'Codecademy Kids' Title / Loading page.  I wanted this app to look like a child's arts & crafts project.  Nearly every visual element looks like it was cut out of paper or cardboard, and drawn, painted, or pasted together.
All assets were created with consideration for the retina display.
This little monkey is Ratchet.  He's a "robot mechanic" and needs help building his robots - so he's going to show us how!
Rather than having students pursue badges, why not have them pursue items that have a story behind them, or at least some context?  Instead of badges, let students earn collectable robots.
Online Codecademy lessons are divided up into Tracks - Weekly Courses - Sections - Subsections.  Each weekly course would be a new robot to build (earn).  Each completed section would be equivalent to helping Ratchet build one part of the robot.  In the above sample, completion of the first section awards the student with the robot's feet and legs; the next section would earn the student the robot's torso and arms, and the following would be the robot's neck and head.
If some weekly courses have more sections than others, just design a robot that has a corresponding number of parts.  The robot can have multiple heads, arms, legs, or other completely imaginary appendages - they don't have to be anthropomorphic.  
I think having a drag and drop 'template system' would make coding simple for children.  In the previous image, there is a green button in the expanded toolbox that says "variable."  The student only has to drag and drop this "variable key" into the notepad.  Once the key is dropped - or "pasted" - it becomes a basic template for a variable that the student can customize.
Also here, the hint button (the question mark) has been selected, and Ratchet is giving the student a little help.
In order to create more complex lines of code, the student can drop a new key within a template that has already been created.  The paper texture expands to encapsulate all code contained between brackets.

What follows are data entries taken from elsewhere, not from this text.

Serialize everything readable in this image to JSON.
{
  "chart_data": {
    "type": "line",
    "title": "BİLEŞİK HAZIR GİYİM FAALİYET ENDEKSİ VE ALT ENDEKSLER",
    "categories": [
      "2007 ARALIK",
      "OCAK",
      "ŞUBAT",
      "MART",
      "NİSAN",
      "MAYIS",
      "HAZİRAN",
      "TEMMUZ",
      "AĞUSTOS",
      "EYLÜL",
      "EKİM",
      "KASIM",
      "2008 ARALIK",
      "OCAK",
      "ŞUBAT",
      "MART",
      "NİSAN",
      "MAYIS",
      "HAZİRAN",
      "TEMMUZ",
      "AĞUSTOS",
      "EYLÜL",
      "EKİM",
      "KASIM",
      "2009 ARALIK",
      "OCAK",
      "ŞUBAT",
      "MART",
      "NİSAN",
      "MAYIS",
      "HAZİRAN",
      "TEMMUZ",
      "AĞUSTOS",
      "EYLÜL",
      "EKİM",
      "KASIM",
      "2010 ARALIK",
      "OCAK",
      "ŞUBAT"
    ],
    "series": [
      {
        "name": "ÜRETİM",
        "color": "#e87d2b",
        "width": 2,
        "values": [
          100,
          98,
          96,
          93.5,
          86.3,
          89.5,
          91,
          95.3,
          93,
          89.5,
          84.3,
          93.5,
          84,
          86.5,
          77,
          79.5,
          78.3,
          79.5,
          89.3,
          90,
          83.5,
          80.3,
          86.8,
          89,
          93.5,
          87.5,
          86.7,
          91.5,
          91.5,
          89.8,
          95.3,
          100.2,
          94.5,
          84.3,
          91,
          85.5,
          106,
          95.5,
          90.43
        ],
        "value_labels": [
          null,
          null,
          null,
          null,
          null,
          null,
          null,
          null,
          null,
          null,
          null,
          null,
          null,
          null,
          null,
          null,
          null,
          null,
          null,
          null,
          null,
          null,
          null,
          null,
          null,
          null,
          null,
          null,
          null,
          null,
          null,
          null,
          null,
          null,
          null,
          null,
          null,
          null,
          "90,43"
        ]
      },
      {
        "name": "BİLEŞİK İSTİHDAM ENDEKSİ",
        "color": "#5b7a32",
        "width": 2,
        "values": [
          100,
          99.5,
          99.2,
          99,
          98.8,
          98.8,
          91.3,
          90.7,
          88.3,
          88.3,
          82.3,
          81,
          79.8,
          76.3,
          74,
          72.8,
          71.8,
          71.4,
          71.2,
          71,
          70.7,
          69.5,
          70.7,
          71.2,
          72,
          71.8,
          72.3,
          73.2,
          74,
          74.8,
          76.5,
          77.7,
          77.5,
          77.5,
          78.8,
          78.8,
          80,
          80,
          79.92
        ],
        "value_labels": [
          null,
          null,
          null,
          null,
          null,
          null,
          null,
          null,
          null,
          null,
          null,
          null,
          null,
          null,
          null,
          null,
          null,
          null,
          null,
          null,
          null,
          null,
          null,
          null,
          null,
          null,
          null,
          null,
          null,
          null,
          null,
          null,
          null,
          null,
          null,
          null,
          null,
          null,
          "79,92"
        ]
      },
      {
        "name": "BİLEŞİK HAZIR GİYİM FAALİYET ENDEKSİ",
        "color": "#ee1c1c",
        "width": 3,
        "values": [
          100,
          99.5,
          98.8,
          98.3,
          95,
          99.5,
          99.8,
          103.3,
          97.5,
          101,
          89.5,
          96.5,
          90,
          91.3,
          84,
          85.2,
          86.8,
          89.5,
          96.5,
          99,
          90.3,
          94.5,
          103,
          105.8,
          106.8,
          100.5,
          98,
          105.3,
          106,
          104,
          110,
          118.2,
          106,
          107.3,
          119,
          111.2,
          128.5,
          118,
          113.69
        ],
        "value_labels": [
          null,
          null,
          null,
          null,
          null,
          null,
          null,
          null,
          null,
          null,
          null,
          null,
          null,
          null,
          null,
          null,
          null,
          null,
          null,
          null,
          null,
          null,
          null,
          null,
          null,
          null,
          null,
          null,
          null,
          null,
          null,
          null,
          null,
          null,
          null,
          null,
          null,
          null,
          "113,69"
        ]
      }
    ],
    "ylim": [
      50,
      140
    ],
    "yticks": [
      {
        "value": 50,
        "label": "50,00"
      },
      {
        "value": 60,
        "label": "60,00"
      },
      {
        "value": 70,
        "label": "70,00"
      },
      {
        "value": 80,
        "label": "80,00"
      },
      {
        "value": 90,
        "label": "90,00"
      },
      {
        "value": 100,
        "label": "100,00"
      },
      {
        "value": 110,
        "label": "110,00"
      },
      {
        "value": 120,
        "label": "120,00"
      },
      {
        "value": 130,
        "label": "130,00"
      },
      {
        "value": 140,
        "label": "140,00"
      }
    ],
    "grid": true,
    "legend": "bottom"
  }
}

In the online version of Codecademy, there are several points of interest on screen for the student to look at in any given moment: the instructions, the editor, and the console.  This might be a little confusing for a younger student, so I've consolidated all of that text into one location, and defined conventions for delineating between each type of text.
All instructional text is contained in word balloons.  Grey balloon text is purely informative, blue balloon text indicates that a task is being given, and pink balloon text appears when the hint / help button is tapped.
All editable code is contained in pieces of colored construction paper.  Anything that would be in the editor appears in this format.
Anything that would appear in the console is shown as grey text written directly on the notebook paper.  
The holes in the looseleaf paper are a visual element to help the student keep from losing his or her place when scrolling.
Here's all of Ratchet's individual parts.  He too is put together like an arts & crafts project.  Each indivudual piece can be exported as a single image, and would be fairly easy to animate.
While writing out full lines of code might be a bit much for the young beginner, one way to provide more complex challenges for advanced students would be optional mini-games.
In the above mini-game, the student has to connect each part of the function end-to-end, and in the correct order, before the lines of code hit the bottom.  If successful, the lines of code disappear and points are awarded; if the student makes a mistake, the mistake is highlighted in red and the lines of code are added to the bottom of the game screen.
This is a close-up of the robot from the above samples (I'm calling him Elmer).  Having the student collect characters instead of just badges opens up the possibility for all kinds of social features.  
Perhaps, if a student is particularly active one week, he or she can choose which robot they'd like to collect for that particular set of lessons.  Maybe there could be themed robots for Christmas or Halloween?  There might even be ways to work the student's robots into other mini-games.